14 Aprile 2017
San Francesco - Via della Quarquonia 1 (Classroom 1 )
Population neuroscience endeavors to identify environmental and genetic factors that shape the function and structure of the human brain; it uses the tools and knowledge of genetics (and the "omics" sciences), epidemiology, and neuroscience (1). By understanding the processes driving variations in brain function and structure across individuals, we will also be able to predict an individual's risk of (or resilience against) developing a brain disorder. In the long term, the hope is that population neuroscience will lay the foundation for personalized preventive medicine and, in turn, reduce the burden associated with complex, chronic disorders of brain and body.

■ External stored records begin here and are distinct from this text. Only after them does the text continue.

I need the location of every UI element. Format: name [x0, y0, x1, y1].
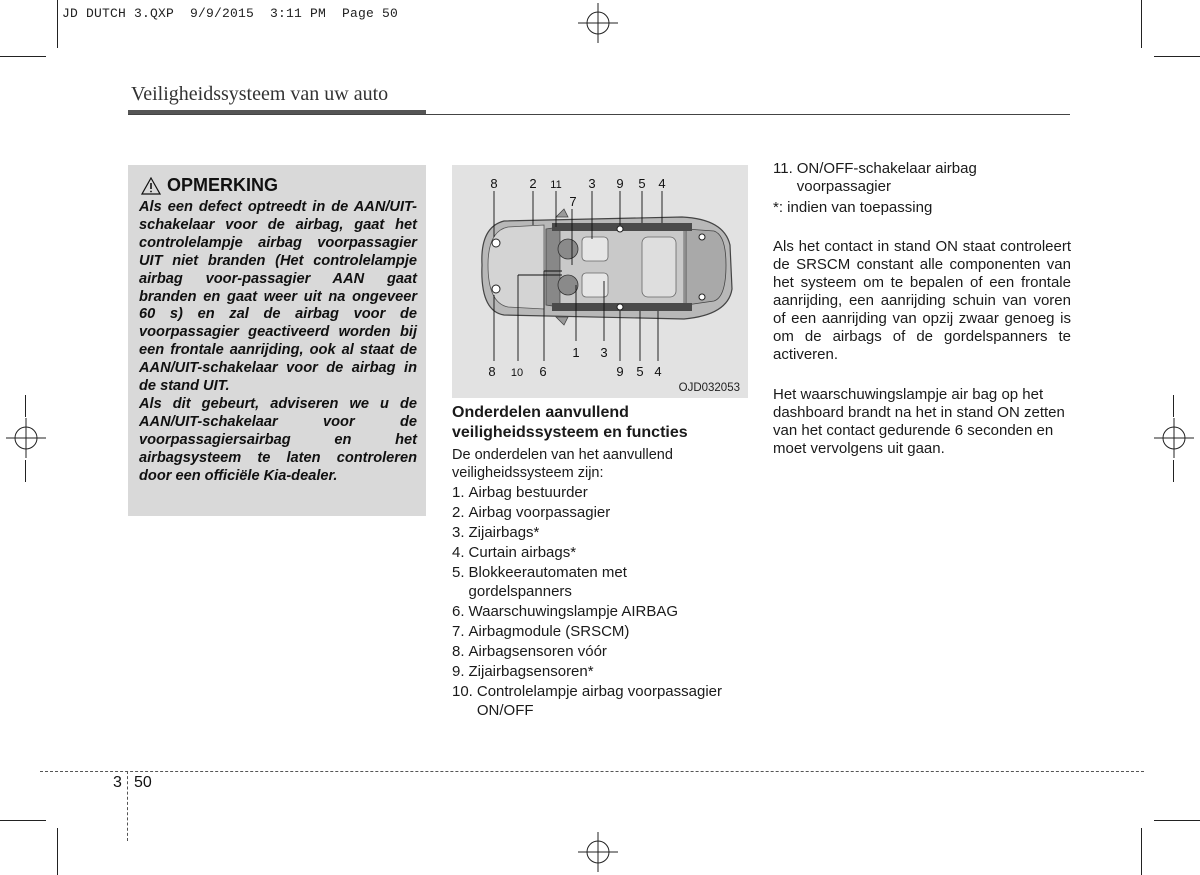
callout-label: 5 — [636, 364, 644, 379]
list-text: Curtain airbags* — [468, 544, 577, 562]
list-item — [452, 504, 752, 523]
body-paragraph: Als het contact in stand ON staat controleert de SRSCM constant alle componenten van het systeem om te bepalen of een frontale aanrijding, een aanrijding schuin van voren of een aanrijding van opzij zwaar genoeg is om de airbags of de gordelspanners te activeren. — [773, 238, 1071, 363]
body-paragraph: Het waarschuwingslampje air bag op het dashboard brandt na het in stand ON zetten van het contact gedurende 6 seconden en moet vervolgens uit gaan. — [773, 386, 1065, 457]
reg-tick — [1173, 395, 1174, 417]
note-body — [139, 199, 417, 486]
list-text: Airbag bestuurder — [468, 484, 588, 501]
registration-mark-top — [578, 3, 618, 43]
header-rule — [128, 114, 1070, 115]
list-number: 5. — [452, 564, 465, 582]
note-heading — [141, 175, 278, 196]
list-number: 8. — [452, 643, 465, 661]
list-item — [452, 524, 752, 543]
list-number: 2. — [452, 504, 465, 522]
list-item — [452, 564, 752, 601]
callout-label: 10 — [510, 367, 524, 379]
print-slug: JD DUTCH 3.QXP 9/9/2015 3:11 PM Page 50 — [62, 6, 399, 21]
callout-label: 4 — [654, 364, 662, 379]
airbag-diagram — [452, 165, 748, 398]
components-section — [452, 403, 752, 722]
callout-label: 3 — [588, 176, 596, 191]
list-number: 7. — [452, 623, 465, 641]
list-text: Zijairbags* — [468, 524, 540, 542]
list-text: Controlelampje airbag voorpassagier ON/OFF — [476, 683, 722, 719]
list-item — [773, 160, 1071, 196]
list-item — [452, 603, 752, 622]
list-number: 1. — [452, 484, 465, 501]
warning-triangle-icon — [141, 177, 161, 195]
registration-mark-left — [6, 418, 46, 458]
note-paragraph: Als een defect optreedt in de AAN/UIT-schakelaar voor de airbag, gaat het controlelampje airbag voorpassagier UIT niet branden (Het controlelampje airbag voor-passagier AAN gaat branden en gaat weer uit na ongeveer 60 s) en zal de airbag voor de voorpassagier geactiveerd worden bij een frontale aanrijding, ook al staat de AAN/UIT-schakelaar voor de airbag in de stand UIT. — [139, 199, 417, 395]
note-paragraph: Als dit gebeurt, adviseren we u de AAN/UIT-schakelaar voor de voorpassagiersairbag en het airbagsysteem te laten controleren door een officiële Kia-dealer. — [139, 395, 417, 484]
list-text: ON/OFF-schakelaar airbag voorpassagier — [796, 160, 977, 195]
callout-label: 3 — [600, 345, 608, 360]
footnote: *: indien van toepassing — [773, 199, 933, 216]
list-text: Zijairbagsensoren* — [468, 663, 594, 681]
list-text: Airbagmodule (SRSCM) — [468, 623, 630, 641]
list-number: 6. — [452, 602, 465, 620]
list-item — [452, 484, 752, 503]
reg-tick — [25, 460, 26, 482]
list-item — [452, 623, 752, 642]
callout-label: 9 — [616, 176, 624, 191]
components-intro: De onderdelen van het aanvullend veiligheidssysteem zijn: — [452, 447, 673, 481]
list-item — [452, 544, 752, 563]
section-number: 3 — [113, 774, 122, 791]
footer-rule — [40, 771, 1144, 772]
page-number: 50 — [134, 774, 152, 791]
figure-code: OJD032053 — [678, 382, 740, 394]
callout-label: 5 — [638, 176, 646, 191]
list-text: Waarschuwingslampje AIRBAG — [468, 602, 679, 620]
callout-label: 6 — [539, 364, 547, 379]
reg-tick — [1173, 460, 1174, 482]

In this talk, I will introduce the basic concepts of population neuroscience and illustrate this approach using data collected in the Saguenay Youth Study (2,3), the IMAGEN Study (4) and ALSPAC (5). I will talk about our recent work on gene-expression profiles of sex and stress hormones (6), the relationship between income inequality and brain maturation, and polygenic risk score for schizophrenia, cannabis use and brain maturation. (7) 1. Paus, T. Population Neuroscience, (Springer-Verlag, Berlin Heidelberg, 2013). 2. Pausova, Z. et al. Genes, maternal smoking, and the offspring brain and body during adolescence: Design of the Saguenay youth study. Human Brain Mapping 28, 502-518 (2007). 3. Paus, T. et al. Saguenay Youth Study: A multi-generational approach to studying virtual trajectories of the brain and cardio-metabolic health. Dev Cogn Neurosci (2014). 4. Schumann, G. et al. The IMAGEN study: reinforcement-related behaviour in normal brain function and psychopathology. Mol Psychiatry 15, 1128-39 (2010). 5. Boyd, A. et al. Cohort Profile: the 'children of the 90s'--the index offspring of the Avon Longitudinal Study of Parents and Children. Int J Epidemiol 42, 111-27 (2013). 6. Wong A, F.L., Leonard G, Perron M, Pike GB, Richer L, Veillette S, Pausova Z, Paus T. Inter-regional variations in gene expression and age-related cortical thinning in the adolescent brain. Cerebral Cortex in press(2017). 7. French, L. et al. Early Cannabis Use, Polygenic Risk Score for Schizophrenia and Brain Maturation in Adolescence. JAMA Psychiatry (2015).